Sistemin asıl niyeti burada ortaya çıkıyor işte. Aslında işler hiç de düşündüğümüz gibi değilmiş. Fen liseleri, yüksek sosyal liseler, proje okulları ve bir nevi markalaşmış Anadolu liseleri "nitelikli okul" adıyla sınava tabii tutulan yerler olacaklar. "Türkiye'de sınavsız giriş ütopyadır." fikrimi doğrular nitelikte sanki. Buradaki rezelliklik "nitelikli okul" kıstası elbette. Bakanlık bile güzel okul, çirkin okul ayrımını kesin çizgilerle kabul ediyor. Bunun bakanlık tarafından ayrıştırılmasının doğruluğu veya yanlışlığı tartışılır. Benim burada değinmek istediğim konu "niteliksiz okullara" sınavsız girebilmek bence pozitif bir adım. Adam zaten hali hazırda 220'li puanlardaki bir lise için sınavla uğraşmasın, onun derdine düşmesin abi, gerek yok bence de. Sanırım sistemdeki tek klass haraket bu olabilir.

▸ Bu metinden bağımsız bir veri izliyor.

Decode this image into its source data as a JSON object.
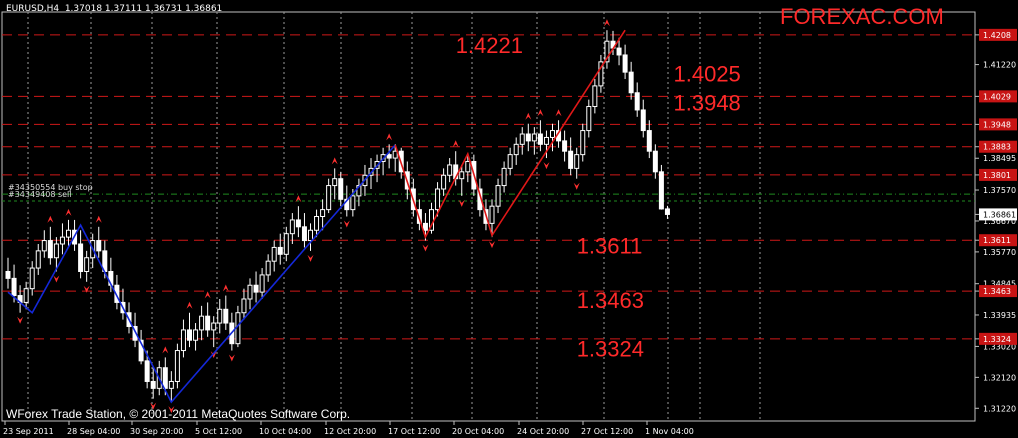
{
  "header": {
    "text": "EURUSD,H4  1.37018 1.37111 1.36731 1.36861"
  },
  "brand": {
    "text": "FOREXAC.COM"
  },
  "footer": {
    "text": "WForex Trade Station, © 2001-2011 MetaQuotes Software Corp."
  },
  "orders": [
    {
      "label": "#34350554 buy stop",
      "price": 1.3745
    },
    {
      "label": "#34349408 sell",
      "price": 1.3725
    }
  ],
  "colors": {
    "background": "#000000",
    "candle": "#ffffff",
    "zigzag_blue": "#1428d8",
    "zigzag_red": "#e01818",
    "level": "#d01818",
    "brand": "#ff2a2a",
    "arrow": "#ff3030",
    "order_line": "#1f8a1f"
  },
  "chart_data": {
    "type": "candlestick",
    "symbol": "EURUSD",
    "timeframe": "H4",
    "ohlc_readout": {
      "open": 1.37018,
      "high": 1.37111,
      "low": 1.36731,
      "close": 1.36861
    },
    "ylim": [
      1.3085,
      1.4275
    ],
    "y_ticks": [
      "1.42085",
      "1.41220",
      "1.40295",
      "1.39480",
      "1.38830",
      "1.38495",
      "1.38010",
      "1.37570",
      "1.36861",
      "1.36670",
      "1.36110",
      "1.35770",
      "1.34845",
      "1.34630",
      "1.33935",
      "1.33240",
      "1.33020",
      "1.32120",
      "1.31220"
    ],
    "x_ticks": [
      "23 Sep 2011",
      "28 Sep 04:00",
      "30 Sep 20:00",
      "5 Oct 12:00",
      "10 Oct 04:00",
      "12 Oct 20:00",
      "17 Oct 12:00",
      "20 Oct 04:00",
      "24 Oct 20:00",
      "27 Oct 12:00",
      "1 Nov 04:00"
    ],
    "current_price": 1.36861,
    "levels": [
      {
        "price": 1.42085,
        "tag": "1.4208"
      },
      {
        "price": 1.40295,
        "tag": "1.4029"
      },
      {
        "price": 1.3948,
        "tag": "1.3948"
      },
      {
        "price": 1.3883,
        "tag": "1.3883"
      },
      {
        "price": 1.3801,
        "tag": "1.3801"
      },
      {
        "price": 1.3611,
        "tag": "1.3611"
      },
      {
        "price": 1.3463,
        "tag": "1.3463"
      },
      {
        "price": 1.3324,
        "tag": "1.3324"
      }
    ],
    "annotations": [
      {
        "text": "1.4221",
        "bar": 74,
        "price": 1.4156
      },
      {
        "text": "1.4025",
        "bar": 110,
        "price": 1.4073
      },
      {
        "text": "1.3948",
        "bar": 110,
        "price": 1.3988
      },
      {
        "text": "1.3611",
        "bar": 94,
        "price": 1.3572
      },
      {
        "text": "1.3463",
        "bar": 94,
        "price": 1.3414
      },
      {
        "text": "1.3324",
        "bar": 94,
        "price": 1.3272
      }
    ],
    "zigzag_blue": [
      [
        0,
        1.346
      ],
      [
        4,
        1.34
      ],
      [
        12,
        1.3655
      ],
      [
        27,
        1.314
      ],
      [
        64,
        1.3888
      ]
    ],
    "zigzag_red": [
      [
        64,
        1.3888
      ],
      [
        69,
        1.362
      ],
      [
        76,
        1.3862
      ],
      [
        80,
        1.3625
      ],
      [
        102,
        1.4222
      ]
    ],
    "candles": [
      [
        1.352,
        1.356,
        1.347,
        1.35
      ],
      [
        1.35,
        1.354,
        1.343,
        1.345
      ],
      [
        1.345,
        1.348,
        1.34,
        1.343
      ],
      [
        1.343,
        1.349,
        1.341,
        1.347
      ],
      [
        1.347,
        1.355,
        1.345,
        1.353
      ],
      [
        1.353,
        1.36,
        1.351,
        1.358
      ],
      [
        1.358,
        1.364,
        1.356,
        1.361
      ],
      [
        1.361,
        1.365,
        1.354,
        1.356
      ],
      [
        1.356,
        1.362,
        1.352,
        1.36
      ],
      [
        1.36,
        1.366,
        1.357,
        1.362
      ],
      [
        1.362,
        1.367,
        1.359,
        1.364
      ],
      [
        1.364,
        1.367,
        1.358,
        1.36
      ],
      [
        1.36,
        1.364,
        1.35,
        1.352
      ],
      [
        1.352,
        1.358,
        1.349,
        1.356
      ],
      [
        1.356,
        1.363,
        1.353,
        1.361
      ],
      [
        1.361,
        1.365,
        1.356,
        1.358
      ],
      [
        1.358,
        1.361,
        1.35,
        1.352
      ],
      [
        1.352,
        1.356,
        1.346,
        1.348
      ],
      [
        1.348,
        1.351,
        1.341,
        1.343
      ],
      [
        1.343,
        1.347,
        1.338,
        1.34
      ],
      [
        1.34,
        1.343,
        1.334,
        1.336
      ],
      [
        1.336,
        1.34,
        1.33,
        1.332
      ],
      [
        1.332,
        1.335,
        1.325,
        1.326
      ],
      [
        1.326,
        1.329,
        1.318,
        1.32
      ],
      [
        1.32,
        1.324,
        1.315,
        1.318
      ],
      [
        1.318,
        1.326,
        1.316,
        1.324
      ],
      [
        1.324,
        1.327,
        1.316,
        1.318
      ],
      [
        1.318,
        1.323,
        1.314,
        1.32
      ],
      [
        1.32,
        1.331,
        1.318,
        1.329
      ],
      [
        1.329,
        1.338,
        1.327,
        1.335
      ],
      [
        1.335,
        1.34,
        1.33,
        1.332
      ],
      [
        1.332,
        1.337,
        1.329,
        1.335
      ],
      [
        1.335,
        1.342,
        1.332,
        1.339
      ],
      [
        1.339,
        1.343,
        1.333,
        1.335
      ],
      [
        1.335,
        1.339,
        1.33,
        1.337
      ],
      [
        1.337,
        1.344,
        1.334,
        1.341
      ],
      [
        1.341,
        1.345,
        1.335,
        1.337
      ],
      [
        1.337,
        1.34,
        1.329,
        1.331
      ],
      [
        1.331,
        1.342,
        1.33,
        1.34
      ],
      [
        1.34,
        1.347,
        1.338,
        1.344
      ],
      [
        1.344,
        1.35,
        1.341,
        1.348
      ],
      [
        1.348,
        1.352,
        1.343,
        1.346
      ],
      [
        1.346,
        1.353,
        1.344,
        1.351
      ],
      [
        1.351,
        1.357,
        1.349,
        1.355
      ],
      [
        1.355,
        1.361,
        1.352,
        1.359
      ],
      [
        1.359,
        1.363,
        1.354,
        1.357
      ],
      [
        1.357,
        1.365,
        1.355,
        1.363
      ],
      [
        1.363,
        1.369,
        1.36,
        1.367
      ],
      [
        1.367,
        1.371,
        1.362,
        1.365
      ],
      [
        1.365,
        1.369,
        1.359,
        1.361
      ],
      [
        1.361,
        1.366,
        1.358,
        1.364
      ],
      [
        1.364,
        1.37,
        1.362,
        1.368
      ],
      [
        1.368,
        1.373,
        1.364,
        1.37
      ],
      [
        1.37,
        1.379,
        1.369,
        1.377
      ],
      [
        1.377,
        1.382,
        1.373,
        1.379
      ],
      [
        1.379,
        1.381,
        1.371,
        1.373
      ],
      [
        1.373,
        1.377,
        1.368,
        1.37
      ],
      [
        1.37,
        1.376,
        1.368,
        1.374
      ],
      [
        1.374,
        1.379,
        1.371,
        1.377
      ],
      [
        1.377,
        1.383,
        1.374,
        1.38
      ],
      [
        1.38,
        1.385,
        1.376,
        1.382
      ],
      [
        1.382,
        1.386,
        1.378,
        1.384
      ],
      [
        1.384,
        1.388,
        1.38,
        1.386
      ],
      [
        1.386,
        1.389,
        1.382,
        1.385
      ],
      [
        1.385,
        1.389,
        1.381,
        1.387
      ],
      [
        1.387,
        1.388,
        1.379,
        1.381
      ],
      [
        1.381,
        1.384,
        1.373,
        1.376
      ],
      [
        1.376,
        1.379,
        1.368,
        1.37
      ],
      [
        1.37,
        1.373,
        1.364,
        1.366
      ],
      [
        1.366,
        1.369,
        1.361,
        1.364
      ],
      [
        1.364,
        1.372,
        1.363,
        1.37
      ],
      [
        1.37,
        1.378,
        1.368,
        1.376
      ],
      [
        1.376,
        1.382,
        1.374,
        1.38
      ],
      [
        1.38,
        1.385,
        1.378,
        1.383
      ],
      [
        1.383,
        1.387,
        1.377,
        1.379
      ],
      [
        1.379,
        1.383,
        1.374,
        1.381
      ],
      [
        1.381,
        1.386,
        1.378,
        1.384
      ],
      [
        1.384,
        1.386,
        1.374,
        1.376
      ],
      [
        1.376,
        1.379,
        1.368,
        1.37
      ],
      [
        1.37,
        1.373,
        1.364,
        1.366
      ],
      [
        1.366,
        1.373,
        1.362,
        1.371
      ],
      [
        1.371,
        1.379,
        1.369,
        1.377
      ],
      [
        1.377,
        1.384,
        1.375,
        1.382
      ],
      [
        1.382,
        1.388,
        1.38,
        1.386
      ],
      [
        1.386,
        1.391,
        1.383,
        1.389
      ],
      [
        1.389,
        1.394,
        1.386,
        1.392
      ],
      [
        1.392,
        1.395,
        1.387,
        1.39
      ],
      [
        1.39,
        1.394,
        1.386,
        1.392
      ],
      [
        1.392,
        1.396,
        1.387,
        1.389
      ],
      [
        1.389,
        1.393,
        1.385,
        1.391
      ],
      [
        1.391,
        1.395,
        1.387,
        1.393
      ],
      [
        1.393,
        1.396,
        1.388,
        1.39
      ],
      [
        1.39,
        1.393,
        1.384,
        1.387
      ],
      [
        1.387,
        1.391,
        1.38,
        1.382
      ],
      [
        1.382,
        1.388,
        1.379,
        1.386
      ],
      [
        1.386,
        1.395,
        1.384,
        1.393
      ],
      [
        1.393,
        1.402,
        1.391,
        1.4
      ],
      [
        1.4,
        1.408,
        1.398,
        1.406
      ],
      [
        1.406,
        1.415,
        1.404,
        1.413
      ],
      [
        1.413,
        1.4222,
        1.411,
        1.419
      ],
      [
        1.419,
        1.422,
        1.415,
        1.417
      ],
      [
        1.417,
        1.42,
        1.412,
        1.415
      ],
      [
        1.415,
        1.418,
        1.408,
        1.41
      ],
      [
        1.41,
        1.413,
        1.402,
        1.404
      ],
      [
        1.404,
        1.407,
        1.397,
        1.399
      ],
      [
        1.399,
        1.402,
        1.391,
        1.393
      ],
      [
        1.393,
        1.396,
        1.385,
        1.387
      ],
      [
        1.387,
        1.389,
        1.379,
        1.381
      ],
      [
        1.381,
        1.383,
        1.37,
        1.3702
      ],
      [
        1.3702,
        1.3711,
        1.3673,
        1.3686
      ]
    ],
    "grid": true,
    "legend": "none"
  }
}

"Örnek sorularımızı yayınlayacağız. Sorular 6, 7 ve 8. sınıftaki müfredattan olacak."

Bu bana OKS sistemini hatırlattı. Bilmem bilir misiniz ya da hatırlar mısınız SBS'den önceki OKS'de ortaöğretimin son sınıfında yani 8. sınıfta gerçekleşmesine rağmen bütün ortaöğretim müfredatından soran bir sistemdi. Bu SBS'yle her sene bir sınav olacak şekilde güncellendi. SBS'nin arından gelen TEOG'la işler 8. sınıfa indirgenmişti. Açıkçası bunun iyi mi kötü mü bir karar olduğunun tahlilini yapamıyor ve yorumu siz okurlarıma bırakıyorum.

Umarım yazımı sıkılmadan tek çırpıda okuyabilmişsinizdir. Yazılarımızın nice nice artması ve sizlerin de okuması dileğiyle. Okuduğunuz için teşekkürler. İmla ya da kaynak hatası varsa bildirmeyi lütfen ihmal etmeyin.